The lab named Tiangong 1, meaning "heavenly palace", was launched in September 2011 and after over six years, is all set to hit the Earth.

As per the latest reports, the lab should hit our planet anytime between October 2017 and April 2018.

The 34-feet-long space station weighs eight and a half tons, and while most of it is expected to burn once it enters the Earth's atmosphere, splinter pieces could still hit the Earth's surface. Furthermore, as per reports, the splinter pieces would not be small and could weigh up to even a 100 kilograms. And given the speed with which they are going to strike, it could lead to a catastrophe.

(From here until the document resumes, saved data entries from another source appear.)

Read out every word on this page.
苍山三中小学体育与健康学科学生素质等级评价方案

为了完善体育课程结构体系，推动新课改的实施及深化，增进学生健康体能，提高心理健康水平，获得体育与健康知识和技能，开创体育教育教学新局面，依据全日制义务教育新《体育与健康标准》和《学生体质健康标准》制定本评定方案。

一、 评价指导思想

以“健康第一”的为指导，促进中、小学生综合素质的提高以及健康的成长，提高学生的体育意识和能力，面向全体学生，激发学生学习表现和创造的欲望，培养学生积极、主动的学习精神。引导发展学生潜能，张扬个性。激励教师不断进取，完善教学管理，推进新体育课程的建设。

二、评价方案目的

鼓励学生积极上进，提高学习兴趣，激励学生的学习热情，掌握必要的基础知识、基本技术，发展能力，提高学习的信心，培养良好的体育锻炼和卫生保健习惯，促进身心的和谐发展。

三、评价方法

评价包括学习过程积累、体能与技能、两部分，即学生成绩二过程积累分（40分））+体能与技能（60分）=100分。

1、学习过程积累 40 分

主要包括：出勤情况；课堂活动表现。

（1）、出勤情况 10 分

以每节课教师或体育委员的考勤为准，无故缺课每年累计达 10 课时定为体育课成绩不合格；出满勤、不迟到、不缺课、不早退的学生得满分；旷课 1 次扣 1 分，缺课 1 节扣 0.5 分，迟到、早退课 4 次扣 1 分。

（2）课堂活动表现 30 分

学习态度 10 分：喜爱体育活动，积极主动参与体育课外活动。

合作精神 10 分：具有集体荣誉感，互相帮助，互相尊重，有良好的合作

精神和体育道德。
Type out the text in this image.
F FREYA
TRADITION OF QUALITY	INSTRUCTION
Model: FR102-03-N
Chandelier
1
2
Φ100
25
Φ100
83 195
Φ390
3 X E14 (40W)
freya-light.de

But can anything be done about it to minimise the damage? Well, practically, no, as predicting where the remnants of the space lab would hit, is almost impossible.

While it has been reported that the lab won't cause much damage, it reinforces the question about safe usage of space and the need to ascertain with whom does the accountability lie in case of a catastrophe.

Such uncontrolled crashes have happened in the past as well, for example the 1991 crash of the Soviet Salyut 7 space station.

While China accepted that Tianging 1 was out of its control, Tiangong 2, was launched in September 2016. Both of them are steps towards setting up a permanently manned space station for which China has set 2020 as the deadline.